Note: The title of this blog post has been corrected to indicate first passage possible tonight. Second and final passage could follow in March.
Legislation that supports licensed Plainfield taxi drivers and will permit towing of outside taxis is sure to be the main event at tonight's City Council meeting, as it has gone beyond turf issues and is now a political flash point in a volatile election year.
The meeting is 8 p.m. in Municipal Court, 325 Watchung Ave. The complete agenda is posted on the city web site.
Protesters jammed City Hall Library last week when the governing body council decided to put the measure on the agenda for tonight. Many of the same out-of-town owners, their families and employees had celebrated in December when the towing ordinance failed in a 3-3 council tie, with one member absent. As of January, the council make-up changed and the consensus last week was 5-2 to go forward with the towing penalty.
The council previously increased fines for unlicensed taxis at the behest of the city taxi owners. In 2014, fines for taxis without city licenses were increased, from $300 to $500 for a first offense, from $500 to $1,000 for a second offense and from $800 to $2,000 for third and subsequent offenses.The new penalty gives a police officer who stops an unlicensed taxi the discretion to order the vehicle towed, with the owner then liable for the towing cost plus storage fees. The taxi customers are primarily Latino and the idea of being stranded, possibly with children and any groceries or purchased items from shopping, has raised fears of further problems with immigrant status or language barriers as displaced passengers seek help.
Fabian Soria, owner of a North Plainfield cab company, alleged in 2014 that police were ordering people out of his taxis and asked the council for relief.
The city gains revenues from the four licensed taxi companies, who must also carry special insurance and pass police inspections of their vehicles. Their business association has rallied for council support in the past. The out-of town competitors say their employees live in Plainfield and allege they give better service to the many Plainfield residents who rely on taxis. The outside owners say because Plainfield has exceeded the allowable number of licenses, they cannot even apply for one.
A solution suggested last week was for the city to change the formula based on population, currently one taxi per 1,000 residents, as indicated in the last census, though in no case to exceed 60 taxi licenses.
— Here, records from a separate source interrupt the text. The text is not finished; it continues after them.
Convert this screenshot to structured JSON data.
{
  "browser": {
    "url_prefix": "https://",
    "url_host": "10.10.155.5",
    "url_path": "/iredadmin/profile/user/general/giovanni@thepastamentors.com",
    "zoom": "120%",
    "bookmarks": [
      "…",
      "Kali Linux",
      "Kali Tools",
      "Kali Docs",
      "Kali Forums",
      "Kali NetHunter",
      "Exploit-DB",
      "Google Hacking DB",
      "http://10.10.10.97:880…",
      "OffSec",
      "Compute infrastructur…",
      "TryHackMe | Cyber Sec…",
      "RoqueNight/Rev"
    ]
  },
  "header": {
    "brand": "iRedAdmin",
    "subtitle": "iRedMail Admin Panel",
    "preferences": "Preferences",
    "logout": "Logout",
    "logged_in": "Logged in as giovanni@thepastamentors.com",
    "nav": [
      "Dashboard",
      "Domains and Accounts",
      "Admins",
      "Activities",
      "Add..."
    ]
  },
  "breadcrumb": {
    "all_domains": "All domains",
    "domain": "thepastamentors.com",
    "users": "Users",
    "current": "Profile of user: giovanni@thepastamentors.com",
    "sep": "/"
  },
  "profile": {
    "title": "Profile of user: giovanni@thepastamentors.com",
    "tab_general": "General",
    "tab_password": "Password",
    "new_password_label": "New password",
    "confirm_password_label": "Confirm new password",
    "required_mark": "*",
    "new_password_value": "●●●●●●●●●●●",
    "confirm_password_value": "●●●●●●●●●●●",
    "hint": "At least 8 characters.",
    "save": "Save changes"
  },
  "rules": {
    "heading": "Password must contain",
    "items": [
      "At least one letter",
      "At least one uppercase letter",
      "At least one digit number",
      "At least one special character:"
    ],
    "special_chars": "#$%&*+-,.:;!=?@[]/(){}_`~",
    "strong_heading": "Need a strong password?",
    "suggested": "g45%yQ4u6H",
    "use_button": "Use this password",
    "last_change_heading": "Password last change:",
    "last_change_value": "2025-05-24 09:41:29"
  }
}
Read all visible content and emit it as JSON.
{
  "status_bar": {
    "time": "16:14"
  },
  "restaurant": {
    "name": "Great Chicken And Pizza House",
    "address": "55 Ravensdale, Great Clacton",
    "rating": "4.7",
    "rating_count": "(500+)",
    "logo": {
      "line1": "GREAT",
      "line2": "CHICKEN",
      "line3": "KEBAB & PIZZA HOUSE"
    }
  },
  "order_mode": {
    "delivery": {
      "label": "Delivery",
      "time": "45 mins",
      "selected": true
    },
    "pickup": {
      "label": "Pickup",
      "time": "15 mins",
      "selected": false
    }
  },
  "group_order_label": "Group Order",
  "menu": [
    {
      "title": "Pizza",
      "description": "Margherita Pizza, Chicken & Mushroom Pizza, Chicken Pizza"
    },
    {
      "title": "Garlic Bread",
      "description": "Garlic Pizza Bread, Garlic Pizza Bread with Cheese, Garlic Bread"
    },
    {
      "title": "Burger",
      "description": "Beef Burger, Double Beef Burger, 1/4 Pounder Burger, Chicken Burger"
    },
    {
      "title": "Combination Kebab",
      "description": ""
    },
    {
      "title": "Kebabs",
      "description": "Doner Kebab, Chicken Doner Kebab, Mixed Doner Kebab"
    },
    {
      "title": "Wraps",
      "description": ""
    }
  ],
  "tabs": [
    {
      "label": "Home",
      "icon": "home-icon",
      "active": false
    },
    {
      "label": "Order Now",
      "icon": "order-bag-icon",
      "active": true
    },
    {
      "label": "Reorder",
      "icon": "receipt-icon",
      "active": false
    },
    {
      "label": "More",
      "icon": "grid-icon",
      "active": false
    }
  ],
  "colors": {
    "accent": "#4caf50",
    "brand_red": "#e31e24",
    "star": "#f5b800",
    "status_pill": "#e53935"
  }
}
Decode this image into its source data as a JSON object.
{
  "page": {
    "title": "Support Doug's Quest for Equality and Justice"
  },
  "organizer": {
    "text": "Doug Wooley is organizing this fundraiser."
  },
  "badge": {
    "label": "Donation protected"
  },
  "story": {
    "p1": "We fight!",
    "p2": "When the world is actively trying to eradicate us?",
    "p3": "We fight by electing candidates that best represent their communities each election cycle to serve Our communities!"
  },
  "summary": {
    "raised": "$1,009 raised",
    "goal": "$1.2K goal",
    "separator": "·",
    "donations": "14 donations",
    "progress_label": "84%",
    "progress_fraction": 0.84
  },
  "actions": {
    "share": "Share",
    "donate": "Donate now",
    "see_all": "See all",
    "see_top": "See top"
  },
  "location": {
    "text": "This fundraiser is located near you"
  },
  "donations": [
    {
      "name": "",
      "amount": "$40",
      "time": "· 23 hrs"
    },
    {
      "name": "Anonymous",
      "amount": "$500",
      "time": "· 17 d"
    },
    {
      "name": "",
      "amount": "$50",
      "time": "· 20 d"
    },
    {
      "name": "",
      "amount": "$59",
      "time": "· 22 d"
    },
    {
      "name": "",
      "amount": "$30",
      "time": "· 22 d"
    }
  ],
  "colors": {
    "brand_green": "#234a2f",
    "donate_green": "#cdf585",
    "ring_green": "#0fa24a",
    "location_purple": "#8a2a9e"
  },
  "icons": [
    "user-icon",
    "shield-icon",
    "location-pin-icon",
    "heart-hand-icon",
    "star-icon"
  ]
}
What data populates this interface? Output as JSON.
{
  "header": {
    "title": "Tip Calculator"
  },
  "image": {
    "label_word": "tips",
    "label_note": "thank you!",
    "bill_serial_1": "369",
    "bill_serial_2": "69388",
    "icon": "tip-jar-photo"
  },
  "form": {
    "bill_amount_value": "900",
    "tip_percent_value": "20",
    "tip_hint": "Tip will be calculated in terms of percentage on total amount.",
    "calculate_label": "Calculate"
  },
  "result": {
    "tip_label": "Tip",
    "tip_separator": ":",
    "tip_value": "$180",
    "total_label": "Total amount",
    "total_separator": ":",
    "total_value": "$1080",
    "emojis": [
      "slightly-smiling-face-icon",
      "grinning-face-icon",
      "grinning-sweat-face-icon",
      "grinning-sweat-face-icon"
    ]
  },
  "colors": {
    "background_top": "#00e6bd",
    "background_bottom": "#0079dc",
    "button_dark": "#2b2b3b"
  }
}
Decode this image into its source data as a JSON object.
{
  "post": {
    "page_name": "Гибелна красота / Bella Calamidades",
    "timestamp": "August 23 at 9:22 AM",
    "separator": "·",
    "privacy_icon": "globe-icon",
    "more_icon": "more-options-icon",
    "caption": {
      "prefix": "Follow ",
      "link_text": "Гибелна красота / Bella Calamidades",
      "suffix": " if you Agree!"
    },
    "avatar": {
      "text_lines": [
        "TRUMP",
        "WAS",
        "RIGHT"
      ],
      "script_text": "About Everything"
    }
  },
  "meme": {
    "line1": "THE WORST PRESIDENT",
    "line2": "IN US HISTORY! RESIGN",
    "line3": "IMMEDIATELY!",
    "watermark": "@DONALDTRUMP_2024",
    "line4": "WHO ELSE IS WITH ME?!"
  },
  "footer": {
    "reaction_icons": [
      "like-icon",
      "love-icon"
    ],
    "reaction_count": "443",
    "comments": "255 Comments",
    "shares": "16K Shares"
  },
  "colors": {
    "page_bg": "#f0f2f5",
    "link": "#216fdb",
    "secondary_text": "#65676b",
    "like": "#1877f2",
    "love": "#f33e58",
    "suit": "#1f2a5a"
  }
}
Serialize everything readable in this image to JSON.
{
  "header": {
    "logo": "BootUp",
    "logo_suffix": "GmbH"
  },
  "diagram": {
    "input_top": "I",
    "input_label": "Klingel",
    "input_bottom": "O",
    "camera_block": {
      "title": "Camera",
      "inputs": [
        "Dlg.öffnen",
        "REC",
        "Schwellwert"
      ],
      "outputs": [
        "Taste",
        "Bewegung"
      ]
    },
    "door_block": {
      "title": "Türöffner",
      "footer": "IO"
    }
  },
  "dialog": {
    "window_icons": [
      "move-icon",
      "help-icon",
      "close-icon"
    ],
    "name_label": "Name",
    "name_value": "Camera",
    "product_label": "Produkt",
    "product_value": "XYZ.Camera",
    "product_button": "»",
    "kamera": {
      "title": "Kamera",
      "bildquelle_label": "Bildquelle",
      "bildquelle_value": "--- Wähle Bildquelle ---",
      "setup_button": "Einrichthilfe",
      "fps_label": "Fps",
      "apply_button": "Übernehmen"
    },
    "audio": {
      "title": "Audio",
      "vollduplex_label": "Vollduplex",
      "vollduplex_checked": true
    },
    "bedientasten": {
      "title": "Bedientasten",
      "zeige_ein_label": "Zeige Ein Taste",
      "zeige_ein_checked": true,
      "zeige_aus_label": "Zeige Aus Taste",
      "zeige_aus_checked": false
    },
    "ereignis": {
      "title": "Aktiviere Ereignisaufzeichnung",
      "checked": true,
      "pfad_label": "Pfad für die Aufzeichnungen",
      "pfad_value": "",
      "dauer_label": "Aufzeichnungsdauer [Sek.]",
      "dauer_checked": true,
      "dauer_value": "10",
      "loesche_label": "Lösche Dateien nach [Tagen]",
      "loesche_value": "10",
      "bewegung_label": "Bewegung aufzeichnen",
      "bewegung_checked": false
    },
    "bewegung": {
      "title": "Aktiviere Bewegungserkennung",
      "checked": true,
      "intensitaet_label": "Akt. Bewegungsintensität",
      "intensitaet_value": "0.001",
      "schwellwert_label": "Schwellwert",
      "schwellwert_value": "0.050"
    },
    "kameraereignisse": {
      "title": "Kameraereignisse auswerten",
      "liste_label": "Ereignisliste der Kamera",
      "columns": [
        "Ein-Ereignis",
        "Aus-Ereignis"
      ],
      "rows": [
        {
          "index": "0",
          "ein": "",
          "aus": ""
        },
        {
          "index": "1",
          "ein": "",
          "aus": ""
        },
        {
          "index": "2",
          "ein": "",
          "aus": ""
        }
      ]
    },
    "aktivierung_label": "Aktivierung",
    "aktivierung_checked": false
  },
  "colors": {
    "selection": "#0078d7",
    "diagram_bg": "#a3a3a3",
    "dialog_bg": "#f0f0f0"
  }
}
It is possible, officials said, but unless the council minority (Bridget Rivers and Diane Toliver) can convince the majority (Barry Goode, Cory Storch, Joylette Mills-Ransome, Charles McRae and Council President Rebecca Williams) to hold off, the towing penalty is likely to pass tonight.
The mayoralty and two council seats are up for election this year, and even though the filing date is many weeks away, competition for constituencies is heating up. Citizens who want a seat at the meeting should plan to get there early.